Diese Definition des Mindestlohns durch Tarifverträge, die für allgemeinverbindlich erklärt worden waren, hält der EuGH für möglich. Der Qualifizierung als Mindestlohn steht auch die "Einteilung der Arbeitnehmer in Lohngruppen" nicht entgegen, sofern diese nach zwingenden und transparenten Vorschriften vorgenommen wird.
Lohntarif kann auf alle entsandten Arbeitnehmer erstreckt werden
Dies kann auch für Deutschland große Bedeutung erlangen, da die bisherige Praxis immer nur "Mindestlohntarife" für allgemeinverbindlich erklärte, nicht aber das gesamte "Tarifgitter" mit allen Vergütungsgruppen.
Die Argumentation des EuGH impliziert, dass man dies in Zukunft auch anders machen kann, indem man den gesamten Lohntarif mit allen seinen Vergütungsgruppen auf die entsandten Arbeitnehmer erstreckt.
Wie man den (tariflichen) Mindestlohn berechnet, welche Zahlungen und Sachleistungen man dabei einrechnet, ist im Moment eine in Deutschland viel erörterte Frage. Der EuGH kann hier weiterhelfen: Ein Tagegeld, das nicht an den tatsächlichen Aufwand gekoppelt ist, sowie eine Zahlung für die tägliche Pendelzeit ist einzurechnen. Erhält der Arbeitnehmer aber Unterkunft und Essensgutscheine, welche die höheren Lebenshaltungskosten im Einsatzland ausgleichen sollen, ist dies bei der Berechnung des Mindestlohns nicht zu berücksichtigen.

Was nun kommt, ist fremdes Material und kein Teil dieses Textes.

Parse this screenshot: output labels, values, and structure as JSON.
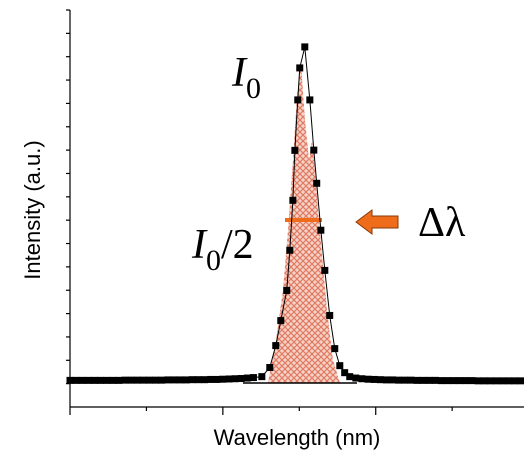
{
  "chart_data": {
    "type": "line",
    "x_label": "Wavelength (nm)",
    "y_label": "Intensity (a.u.)",
    "xlim": [
      0,
      2.97
    ],
    "ylim": [
      -0.1,
      1.6
    ],
    "xticks": [
      0,
      0.5,
      1,
      1.5,
      2,
      2.5
    ],
    "yticks": [
      0,
      0.1,
      0.2,
      0.3,
      0.4,
      0.5,
      0.6,
      0.7,
      0.8,
      0.9,
      1,
      1.1,
      1.2,
      1.3,
      1.4,
      1.5,
      1.6
    ],
    "series": [
      {
        "color": "#000000",
        "x": [
          0,
          0.04,
          0.08,
          0.12,
          0.16,
          0.2,
          0.24,
          0.28,
          0.32,
          0.36,
          0.4,
          0.44,
          0.48,
          0.52,
          0.56,
          0.6,
          0.64,
          0.68,
          0.72,
          0.76,
          0.8,
          0.84,
          0.88,
          0.92,
          0.96,
          1,
          1.04,
          1.08,
          1.12,
          1.16,
          1.2,
          1.255,
          1.307,
          1.346,
          1.379,
          1.418,
          1.438,
          1.458,
          1.471,
          1.49,
          1.503,
          1.536,
          1.569,
          1.595,
          1.614,
          1.641,
          1.667,
          1.699,
          1.732,
          1.765,
          1.797,
          1.83,
          1.87,
          1.91,
          1.95,
          1.99,
          2.03,
          2.07,
          2.11,
          2.15,
          2.19,
          2.23,
          2.27,
          2.31,
          2.35,
          2.39,
          2.43,
          2.47,
          2.51,
          2.55,
          2.59,
          2.63,
          2.67,
          2.71,
          2.75,
          2.79,
          2.83,
          2.87,
          2.91,
          2.95
        ],
        "values": [
          0.014,
          0.014,
          0.014,
          0.014,
          0.014,
          0.014,
          0.014,
          0.014,
          0.014,
          0.015,
          0.015,
          0.015,
          0.015,
          0.015,
          0.015,
          0.015,
          0.016,
          0.016,
          0.016,
          0.016,
          0.017,
          0.017,
          0.017,
          0.018,
          0.018,
          0.019,
          0.02,
          0.021,
          0.022,
          0.024,
          0.026,
          0.03,
          0.069,
          0.163,
          0.27,
          0.399,
          0.571,
          0.785,
          0.999,
          1.215,
          1.352,
          1.442,
          1.215,
          1.0,
          0.858,
          0.657,
          0.485,
          0.292,
          0.15,
          0.077,
          0.047,
          0.03,
          0.024,
          0.021,
          0.019,
          0.018,
          0.017,
          0.016,
          0.016,
          0.015,
          0.015,
          0.015,
          0.014,
          0.014,
          0.014,
          0.014,
          0.013,
          0.013,
          0.013,
          0.013,
          0.013,
          0.013,
          0.012,
          0.012,
          0.012,
          0.012,
          0.012,
          0.012,
          0.012,
          0.012
        ]
      }
    ],
    "annotations": {
      "peak": {
        "main": "I",
        "sub": "0"
      },
      "half": {
        "main": "I",
        "sub": "0",
        "rest": "/2"
      },
      "width": "Δλ"
    }
  }
}
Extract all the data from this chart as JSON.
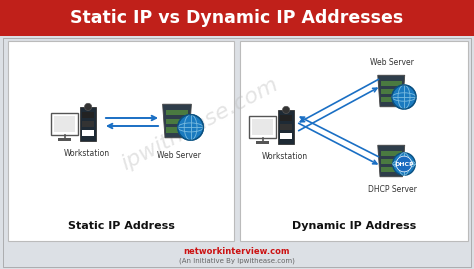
{
  "title": "Static IP vs Dynamic IP Addresses",
  "title_bg": "#c0201a",
  "title_color": "#ffffff",
  "bg_color": "#dce0e5",
  "panel_bg": "#ffffff",
  "left_label": "Static IP Address",
  "right_label": "Dynamic IP Address",
  "footer1": "networkinterview.com",
  "footer2": "(An Initiative By ipwithease.com)",
  "footer1_color": "#cc1111",
  "footer2_color": "#666666",
  "workstation_label": "Workstation",
  "web_server_label": "Web Server",
  "dhcp_server_label": "DHCP Server",
  "arrow_color": "#1a6fc4",
  "watermark": "ipwithease.com",
  "watermark_color": "#bbbbbb",
  "panel_edge": "#bbbbbb",
  "tower_dark": "#1e2a35",
  "tower_mid": "#2e3d4a",
  "slot_green": "#4a7a40",
  "globe_blue": "#1a7abf",
  "globe_line": "#7abce0"
}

Zwar bezieht sich die Entscheidung aus Luxemburg nur auf Regeln in finnischen Tarifverträgen, doch liegt es nahe, für den gesetzlichen Mindestlohn in Deutschland Entsprechendes anzunehmen. Auch dies ist eine wichtige Anregung für die deutsche Praxis, die einigen Wirbel verursachen wird.
Der Autor Wolfgang Däubler ist Professor i. R. für Deutsches und Europäisches Arbeitsrecht, Bürgerliches Recht und Wirtschaftsrecht. Zahlreiche Buchveröffentlichungen, insbesondere zum Arbeitsrecht und zum Datenschutz. Tätigkeit als Vorsitzender von Einigungsstellen und als Berater bei arbeitsrechtlichen Reformvorhaben im Ausland.
*geändert um 14.18 Uhr. Zuvor stand hier fälschlicherweise "polnische Richter".